Le liquidateur de la succession Oméonga, M. Gérard Kinyamba Oméonga, et ses co-liquidateurs, M. Didi Openge Shongo et M. Olivier Oléla Omba, apportent des éclaircissements à la suite des déclarations de certains occupants de la concession familiale présentées devant l’Assemblée provinciale de la Tshopo.
Dans leur mise au point, M. Gérard Kinyamba Oméonga et ses co-liquidateurs rejettent les accusations portées contre la famille et affirment que la situation actuelle trouve son origine dans des ventes irrégulières de parcelles.
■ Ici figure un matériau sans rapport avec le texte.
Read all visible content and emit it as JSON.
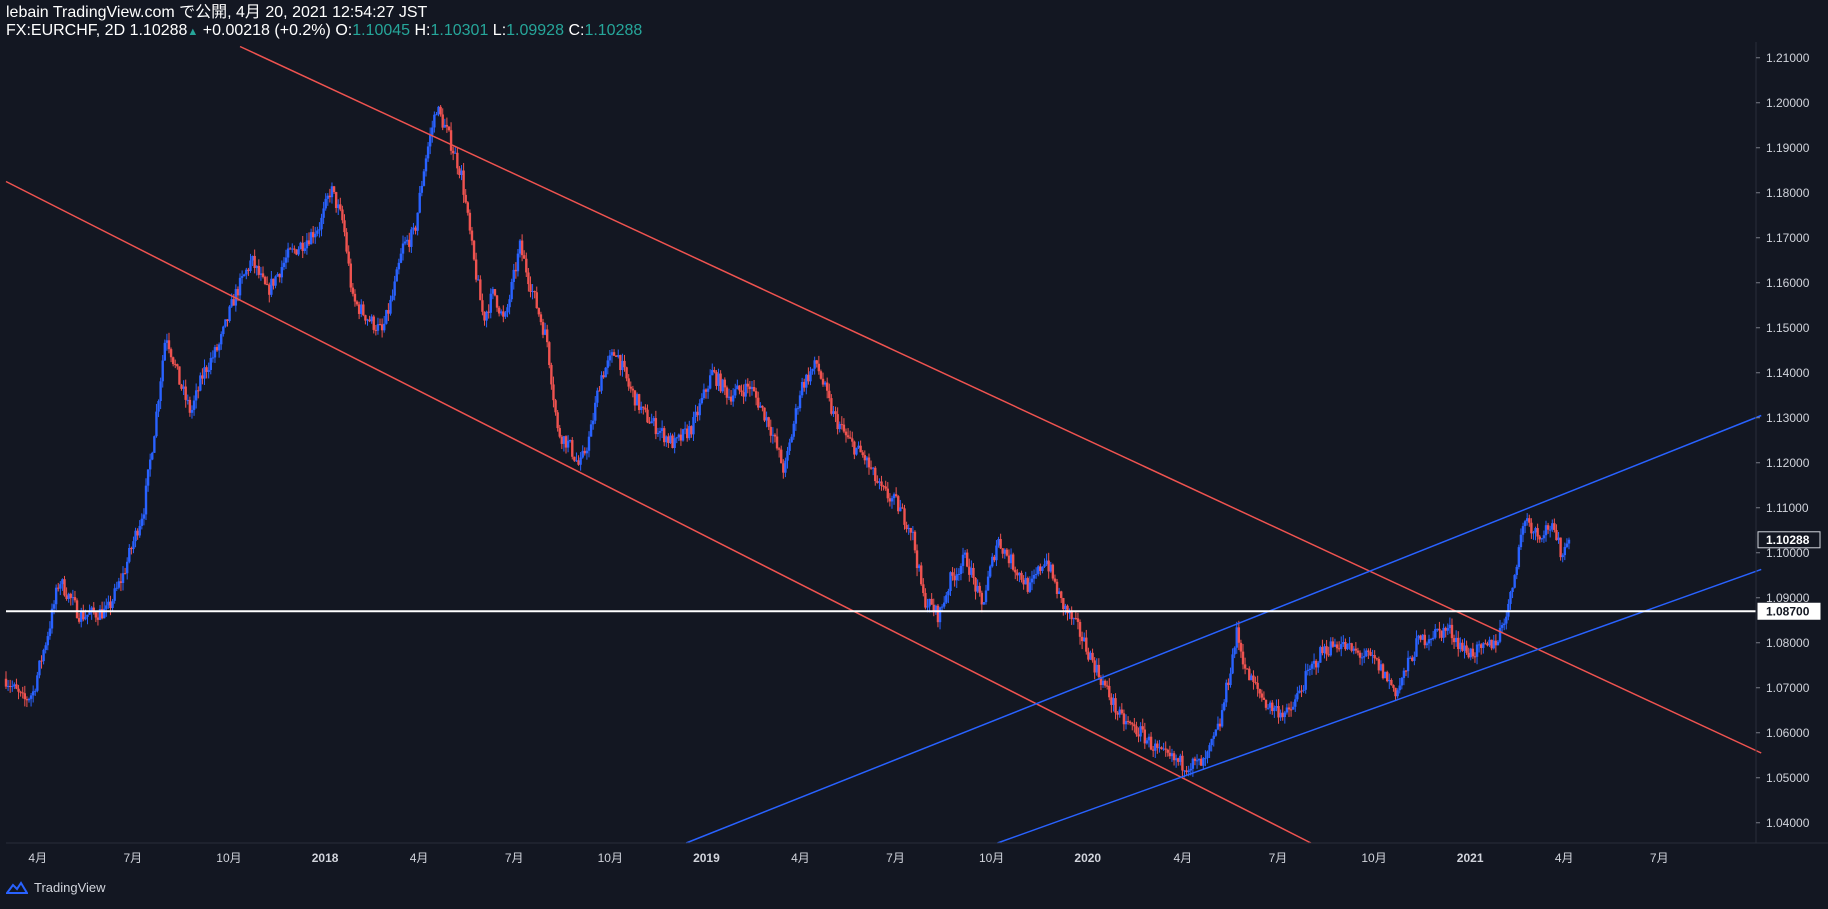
{
  "header": {
    "line1": "lebain TradingView.com で公開, 4月 20, 2021 12:54:27 JST",
    "symbol": "FX:EURCHF, 2D",
    "price": "1.10288",
    "change": "+0.00218 (+0.2%)",
    "o_label": "O:",
    "o_val": "1.10045",
    "h_label": "H:",
    "h_val": "1.10301",
    "l_label": "L:",
    "l_val": "1.09928",
    "c_label": "C:",
    "c_val": "1.10288"
  },
  "footer": {
    "brand": "TradingView"
  },
  "colors": {
    "background": "#131722",
    "up": "#2962ff",
    "down": "#ef5350",
    "upper_trendlines": "#ef5350",
    "channel_lines": "#2962ff",
    "horizontal_level": "#ffffff"
  },
  "chart_data": {
    "type": "candlestick",
    "symbol": "FX:EURCHF",
    "timeframe": "2D",
    "x_ticks": [
      "4月",
      "7月",
      "10月",
      "2018",
      "4月",
      "7月",
      "10月",
      "2019",
      "4月",
      "7月",
      "10月",
      "2020",
      "4月",
      "7月",
      "10月",
      "2021",
      "4月",
      "7月"
    ],
    "y_ticks": [
      "1.21000",
      "1.20000",
      "1.19000",
      "1.18000",
      "1.17000",
      "1.16000",
      "1.15000",
      "1.14000",
      "1.13000",
      "1.12000",
      "1.11000",
      "1.10000",
      "1.09000",
      "1.08000",
      "1.07000",
      "1.06000",
      "1.05000",
      "1.04000"
    ],
    "ylim": [
      1.0355,
      1.2135
    ],
    "xlim": [
      "2017-03-15",
      "2021-10-15"
    ],
    "price_labels": [
      {
        "value": 1.10288,
        "text": "1.10288",
        "style": "current"
      },
      {
        "value": 1.087,
        "text": "1.08700",
        "style": "level"
      }
    ],
    "horizontal_line": 1.087,
    "trendlines": [
      {
        "name": "descending-upper",
        "color": "red",
        "from": [
          "2017-10-25",
          1.2125
        ],
        "to": [
          "2021-10-20",
          1.0555
        ]
      },
      {
        "name": "descending-lower",
        "color": "red",
        "from": [
          "2017-03-15",
          1.1825
        ],
        "to": [
          "2020-08-15",
          1.0355
        ]
      },
      {
        "name": "ascending-upper",
        "color": "blue",
        "from": [
          "2018-12-26",
          1.0355
        ],
        "to": [
          "2021-10-20",
          1.1305
        ]
      },
      {
        "name": "ascending-lower",
        "color": "blue",
        "from": [
          "2019-10-20",
          1.0355
        ],
        "to": [
          "2021-10-20",
          1.0963
        ]
      }
    ],
    "path": [
      [
        "2017-03-15",
        1.072
      ],
      [
        "2017-04-01",
        1.067
      ],
      [
        "2017-04-10",
        1.069
      ],
      [
        "2017-04-25",
        1.083
      ],
      [
        "2017-05-05",
        1.094
      ],
      [
        "2017-05-25",
        1.086
      ],
      [
        "2017-06-20",
        1.087
      ],
      [
        "2017-07-05",
        1.095
      ],
      [
        "2017-07-25",
        1.11
      ],
      [
        "2017-08-05",
        1.129
      ],
      [
        "2017-08-15",
        1.149
      ],
      [
        "2017-08-28",
        1.138
      ],
      [
        "2017-09-08",
        1.131
      ],
      [
        "2017-09-20",
        1.14
      ],
      [
        "2017-10-05",
        1.146
      ],
      [
        "2017-10-20",
        1.157
      ],
      [
        "2017-11-05",
        1.165
      ],
      [
        "2017-11-20",
        1.158
      ],
      [
        "2017-12-10",
        1.166
      ],
      [
        "2017-12-25",
        1.169
      ],
      [
        "2018-01-10",
        1.173
      ],
      [
        "2018-01-20",
        1.181
      ],
      [
        "2018-02-01",
        1.173
      ],
      [
        "2018-02-10",
        1.156
      ],
      [
        "2018-02-25",
        1.152
      ],
      [
        "2018-03-10",
        1.149
      ],
      [
        "2018-03-20",
        1.157
      ],
      [
        "2018-03-30",
        1.168
      ],
      [
        "2018-04-10",
        1.171
      ],
      [
        "2018-04-20",
        1.187
      ],
      [
        "2018-05-01",
        1.199
      ],
      [
        "2018-05-12",
        1.193
      ],
      [
        "2018-05-25",
        1.184
      ],
      [
        "2018-06-05",
        1.166
      ],
      [
        "2018-06-15",
        1.152
      ],
      [
        "2018-06-25",
        1.158
      ],
      [
        "2018-07-05",
        1.151
      ],
      [
        "2018-07-20",
        1.168
      ],
      [
        "2018-08-01",
        1.158
      ],
      [
        "2018-08-15",
        1.147
      ],
      [
        "2018-08-25",
        1.127
      ],
      [
        "2018-09-05",
        1.124
      ],
      [
        "2018-09-15",
        1.119
      ],
      [
        "2018-09-25",
        1.126
      ],
      [
        "2018-10-05",
        1.139
      ],
      [
        "2018-10-20",
        1.145
      ],
      [
        "2018-11-01",
        1.137
      ],
      [
        "2018-11-15",
        1.131
      ],
      [
        "2018-12-01",
        1.127
      ],
      [
        "2018-12-15",
        1.124
      ],
      [
        "2019-01-01",
        1.128
      ],
      [
        "2019-01-20",
        1.14
      ],
      [
        "2019-02-05",
        1.135
      ],
      [
        "2019-02-25",
        1.137
      ],
      [
        "2019-03-15",
        1.129
      ],
      [
        "2019-03-30",
        1.118
      ],
      [
        "2019-04-15",
        1.137
      ],
      [
        "2019-04-30",
        1.142
      ],
      [
        "2019-05-15",
        1.131
      ],
      [
        "2019-05-30",
        1.125
      ],
      [
        "2019-06-15",
        1.121
      ],
      [
        "2019-06-30",
        1.114
      ],
      [
        "2019-07-15",
        1.111
      ],
      [
        "2019-07-30",
        1.105
      ],
      [
        "2019-08-10",
        1.09
      ],
      [
        "2019-08-25",
        1.086
      ],
      [
        "2019-09-05",
        1.094
      ],
      [
        "2019-09-20",
        1.099
      ],
      [
        "2019-10-05",
        1.088
      ],
      [
        "2019-10-20",
        1.103
      ],
      [
        "2019-11-05",
        1.097
      ],
      [
        "2019-11-20",
        1.092
      ],
      [
        "2019-12-05",
        1.099
      ],
      [
        "2019-12-20",
        1.089
      ],
      [
        "2020-01-05",
        1.083
      ],
      [
        "2020-01-25",
        1.073
      ],
      [
        "2020-02-15",
        1.063
      ],
      [
        "2020-03-05",
        1.06
      ],
      [
        "2020-03-25",
        1.055
      ],
      [
        "2020-04-15",
        1.053
      ],
      [
        "2020-05-05",
        1.053
      ],
      [
        "2020-05-20",
        1.062
      ],
      [
        "2020-06-05",
        1.082
      ],
      [
        "2020-06-15",
        1.073
      ],
      [
        "2020-07-05",
        1.066
      ],
      [
        "2020-07-25",
        1.064
      ],
      [
        "2020-08-10",
        1.072
      ],
      [
        "2020-08-25",
        1.078
      ],
      [
        "2020-09-10",
        1.08
      ],
      [
        "2020-09-25",
        1.078
      ],
      [
        "2020-10-15",
        1.076
      ],
      [
        "2020-11-05",
        1.069
      ],
      [
        "2020-11-25",
        1.08
      ],
      [
        "2020-12-10",
        1.082
      ],
      [
        "2020-12-25",
        1.083
      ],
      [
        "2021-01-10",
        1.078
      ],
      [
        "2021-01-25",
        1.078
      ],
      [
        "2021-02-10",
        1.081
      ],
      [
        "2021-02-22",
        1.09
      ],
      [
        "2021-03-01",
        1.1
      ],
      [
        "2021-03-08",
        1.108
      ],
      [
        "2021-03-20",
        1.104
      ],
      [
        "2021-04-01",
        1.106
      ],
      [
        "2021-04-12",
        1.1
      ],
      [
        "2021-04-20",
        1.1029
      ]
    ]
  }
}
Ils dénoncent les ventes effectuées par M. Passy Yokola, alias Pecho, et son père, M. Jacques Lumumba, qui ont vendu plusieurs parcelles de la concession familiale de leur propre initiative. Ils précisent que Passy Yokola n’est pas héritier de la succession et ne dispose donc d’aucun mandat pour engager les biens familiaux.
Les responsables de la succession affirment que ces transactions violent le protocole d’accord familial, qui encadre la gestion des biens de la succession et prévoit que toute opération de vente requiert le consentement des héritiers conformément aux dispositions convenues au sein de la famille.Autre point soulevé : les références cadastrales utilisées pour les parcelles vendues. Les représentants de la succession dénoncent l’utilisation de faux jetons ainsi que d’une cartographie fabriquée par Pecho pour procéder à certaines ventes. Ils demandent que les documents cadastraux et cartographiques concernés soient soumis à une vérification technique par les services compétents.
Ils invitent tout acquéreur qui estime avoir acheté légalement une parcelle à se présenter avec son acte de vente, ses preuves de paiement et ses documents cadastraux, afin que chaque dossier soit examiné individuellement.
Les responsables de la succession se déclarent également disposés à une confrontation contradictoire devant les autorités compétentes, notamment l’Assemblée provinciale de la Tshopo, afin que les documents permettent d’établir clairement qui a vendu, à quel titre, quelle parcelle et sur quelle base cadastrale.
M. Gérard Kinyamba Oméonga et ses co-liquidateurs précisent enfin que leur démarche ne vise pas indistinctement les occupants, mais qu’elle vise à clarifier les droits de chacun et à préserver les intérêts de la succession. Ils réaffirment leur disponibilité au dialogue et appellent toutes les parties à privilégier les voies légales et pacifiques afin de préserver la paix sociale à Kisangani.